I don't know where the quote is from and pardon the language but this is a phrase I heard which touches upon this issue:
"What do you call someone who is 1/8th black in Montana? A white guy with a tan.
What do you call him in Alabama? A damn ______"
On a somewhat related note, sometime in the early 20th century a city in Virginia somewhere (can't remember which one) was going to pass an anti-miscegenation law defining anyone with non-European blood as non-white, until someone pointed out a large number of the city elite, including some of those considering the bill, were well known in local lore to be descendants of Pocahontas. The bill was quickly changed to define anyone with any African blood as black, but any white person with less than 1/16th Indian blood as white.
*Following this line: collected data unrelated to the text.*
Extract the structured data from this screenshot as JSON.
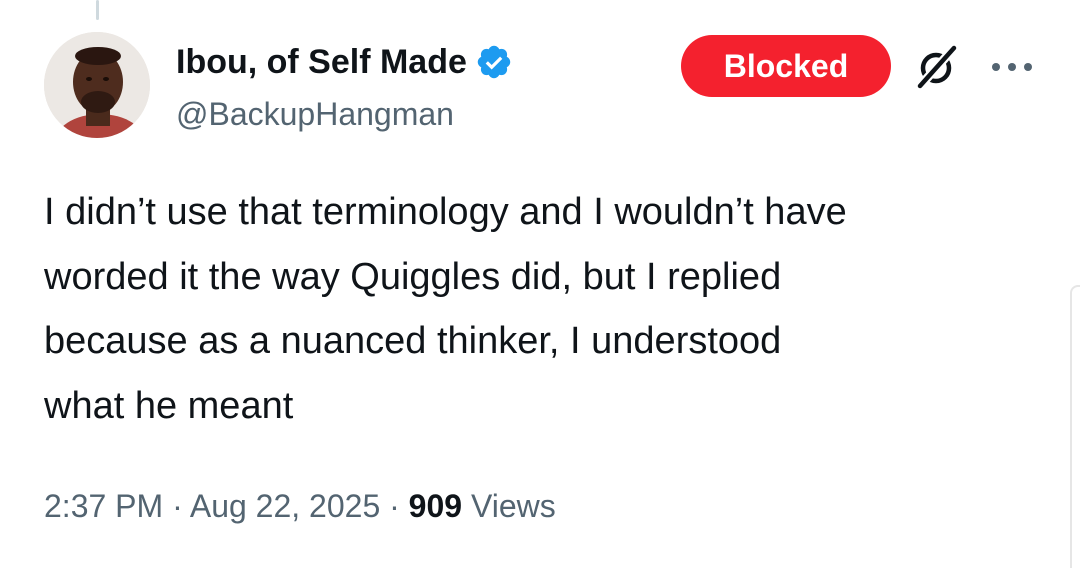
{
  "tweet": {
    "author": {
      "display_name": "Ibou, of Self Made",
      "handle": "@BackupHangman",
      "verified": true,
      "verified_color": "#1d9bf0"
    },
    "blocked_label": "Blocked",
    "text_lines": [
      "I didn’t use that terminology and I wouldn’t have",
      "worded it the way Quiggles did, but I replied",
      "because as a nuanced thinker, I understood",
      "what he meant"
    ],
    "time": "2:37 PM",
    "separator": "·",
    "date": "Aug 22, 2025",
    "views_count": "909",
    "views_label": "Views"
  },
  "icons": {
    "verified": "verified-badge-icon",
    "grok": "grok-icon",
    "more": "more-options-icon"
  },
  "colors": {
    "blocked_button": "#f4212e",
    "secondary_text": "#536471",
    "primary_text": "#0f1419"
  }
}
This is especially a pickle when you consider that there were groups we see as 'white' today, branded as 'black/colored' in the past, like Italians or Greeks, and god forbid you were Irish.
Living in the South, my brother went on this tirade that maybe Southern racism culture was overblown, and it certainly wouldn't effect him - until I pointed out that he, since he was dating a girl of Italian ancestry and he himself having been sired by an immigrant, Norse immigrant not withstanding, would be viewed by the Dixiecrat/KKK crowd as a race traitor. Changed his turn real fast.
Reason I bring that up is that getting folks to even agree on what 'white' is would be the place to start.